I’ve screamed like a little girl ever since I’ve been a little girl at anything and everything that happens to startle me. This trait has been passed down to me through generations of jumpy women and I must admit—it’s not flattering on me. This is no “oh dear me” scream, but more a “there is a giant man in a clown suit holding me at gunpoint” scream. I noticed it again last night when Baer said “It’s behind you! It’s going to bite your foot!” He was referring to a rabbit. I screamed. Ran. There was no rabbit. The morale of the story is that I’m too quick to fear and too jumpy to monitor exactly what noise is expelled from my mouth, thus being one of my least attractive qualities.
Before I became an old married lady a few weeks ago, I lived alone for a few glorious months in my very own apartment with all my very own space without having to share with a boy (not that I’m complaining). The only downside to this luxury were the minutes (or hours) before I fell asleep. It’s not like I’m afraid of the dark (lie), but I live in a very old house with many other tenants and you can’t help but notice all sorts of noises at night. I tried earplugs, I tried fans, I tried Sleepy Time Tea, but ended up lying awake just the same, imagining a large, lumbering predator creeping around my bedroom door at any second. Even after I fell asleep, I’d wake up eventually due to a very small bladder and a very large thirst. It was not uncommon for me shout into the darkness “You don’t scare me!” on the way to the lav. It was also not uncommon for me to shriek at the shadows cast by trees, birthday balloons, or my own dense self.
I don’t know where this alarm comes from. I was breastfed, nurtured, never allowed to watch Teenage Mutant Ninja Turtles, and forced to go to Vacation Bible School. I never watch horror movies and I always make sure to close my eyes during any sort of other movie scene that might haunt me later. I realize there are some advantages to this sensitivity; however, most of the time I feel quite childish after screaming over my shadow or a harmless little rabbit. The problem is not paranoia; even after my car was broken into yesterday in broad daylight, I still do not fear walking around city. I am not one of those girls who carries pepper spray or rape whistles (not that there’s anything wrong with that), and I’m not worried about the Swine Flu. I suppose it’s the suddenness that bothers me, the unexpected.
Though I sleep well now, I am still tormented by the jitters every now and again which is not only an inconvenience but puts a strain on my ego. Weakness is not attractive, and while I’m not in the market to impress too many people, I feel I’m letting myself down by screaming like five-year old when someone unexpectedly comes around a corner. The feeling of fear and associated anxiety is included with our birth; it guides us to safety and is our survival mechanism, even our friend. But we were not made to live in that state continuously.
There are hundreds of pills that are available to quiet our inner voices, though most of us could be calmed by simply changing the channel. We are obsessed with death in this country, the fear of our own demise and the fascination of other people’s suffering consumes television and movies. I don’t own a TV, but I have seen enough movies and watched enough TV to have those images imprinted on my brain. Yet even without fictionalized horror, there is enough real life violence happening every second to make anyone paranoid. The news reeks of it, the world aches because of it. Americans like to ignore it, and I understand why. But like I’ve said before, ignorance is bliss but also socially irresponsible. Ignoring injustice creates the very wars that caused it in the first place. I am great at ignoring things, but I try not to ignore the fact that there is unjust suffering all around us. I just don’t know what to do about it or how to stop it from keeping me up at night.

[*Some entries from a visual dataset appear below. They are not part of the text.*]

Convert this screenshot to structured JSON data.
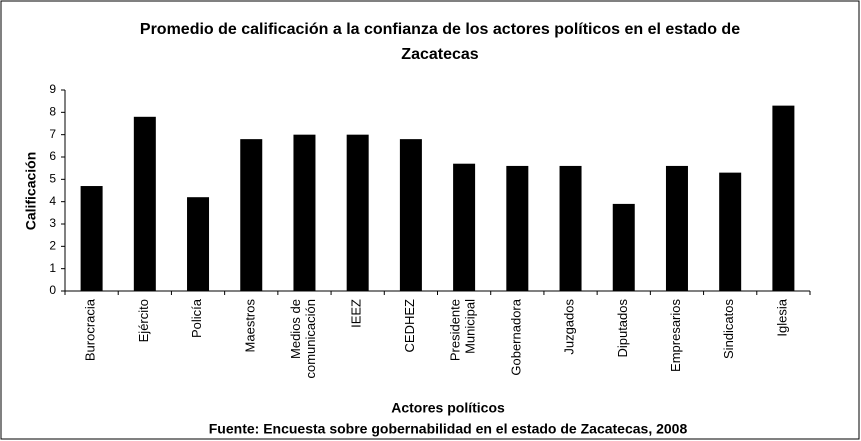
{
  "chart_data": {
    "type": "bar",
    "title": [
      "Promedio de calificación a la confianza de los actores políticos en el estado de",
      "Zacatecas"
    ],
    "x_label": "Actores políticos",
    "y_label": "Calificación",
    "source": "Fuente: Encuesta sobre gobernabilidad en el estado de Zacatecas, 2008",
    "categories": [
      "Burocracia",
      "Ejército",
      "Policía",
      "Maestros",
      "Medios de\ncomunicación",
      "IEEZ",
      "CEDHEZ",
      "Presidente\nMunicipal",
      "Gobernadora",
      "Juzgados",
      "Diputados",
      "Empresarios",
      "Sindicatos",
      "Iglesia"
    ],
    "values": [
      4.7,
      7.8,
      4.2,
      6.8,
      7.0,
      7.0,
      6.8,
      5.7,
      5.6,
      5.6,
      3.9,
      5.6,
      5.3,
      8.3
    ],
    "color": "#000000",
    "ylim": [
      0,
      9
    ],
    "yticks": [
      0,
      1,
      2,
      3,
      4,
      5,
      6,
      7,
      8,
      9
    ],
    "grid": false
  }
}
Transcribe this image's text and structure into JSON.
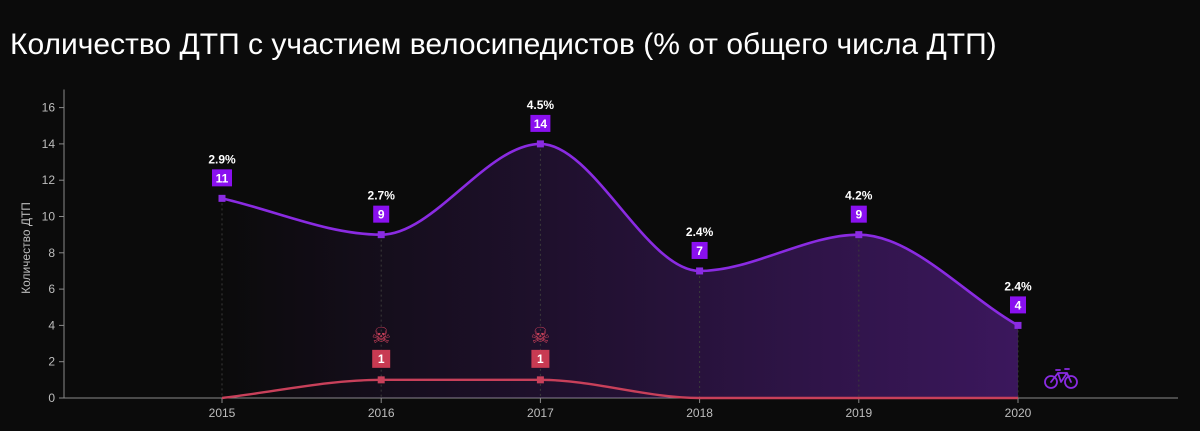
{
  "page": {
    "title": "Количество ДТП с участием велосипедистов (% от общего числа ДТП)"
  },
  "colors": {
    "background": "#0b0b0b",
    "primary_series": "#8a2be2",
    "primary_badge": "#8a10f0",
    "secondary_series": "#c8405a",
    "secondary_badge": "#c83a52",
    "axis": "#8a8a8a",
    "tick_text": "#bdbdbd"
  },
  "icons": {
    "fatality": "skull-crossbones-icon",
    "bicycle": "bicycle-icon"
  },
  "chart_data": {
    "type": "area",
    "title": "Количество ДТП с участием велосипедистов (% от общего числа ДТП)",
    "xlabel": "",
    "ylabel": "Количество ДТП",
    "categories": [
      "2015",
      "2016",
      "2017",
      "2018",
      "2019",
      "2020"
    ],
    "ylim": [
      0,
      17
    ],
    "yticks": [
      0,
      2,
      4,
      6,
      8,
      10,
      12,
      14,
      16
    ],
    "grid": false,
    "series": [
      {
        "name": "ДТП с участием велосипедистов",
        "values": [
          11,
          9,
          14,
          7,
          9,
          4
        ],
        "percent_labels": [
          "2.9%",
          "2.7%",
          "4.5%",
          "2.4%",
          "4.2%",
          "2.4%"
        ],
        "fill": "gradient"
      },
      {
        "name": "Погибшие",
        "values": [
          0,
          1,
          1,
          0,
          0,
          0
        ],
        "badge_labels": [
          "",
          "1",
          "1",
          "",
          "",
          ""
        ],
        "icon_marks": [
          false,
          true,
          true,
          false,
          false,
          false
        ]
      }
    ]
  }
}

It is believed by many that our thoughts create our reality; if we focus on disease and fear of disease, we are creating disease, if we focus on arguing, we create more arguing, if we focus war and crime, we create more war and crime. Of course it works in both directions, if we focus on peace, we create peace, if we focus on compassion and love, we create more compassion and love and if we focus on health and healing, we bring health into reality. I don’t know if this is true but I doubt that if I buy a yoga mat and sit and think about love and peace and rainbows I will be any less jumpy or satisfy any starving babies. But I’m a skeptic.
I suppose some positive thinking could do everyone some good, and I know that many would suggest a healthy dose of Jesus. I am also aware that fear is notably tied to our personalities, and my often inopportune vivid imagination combined with a certain sensitivity plays a large role in how I perceive the world. It is changing those perceptions that becomes the question; how? I don’t know the answer. I do know that it helps to shut your eyes and plug your ears and think about Christmas morning and waffles, but that is just a temporary solution to a much deeper problem. One that I’m assuming only divine intervention can ever really solve. Until then, stop jumping out from behind corners (it is not as funny as you think it is) and I will try to stop screaming in your face.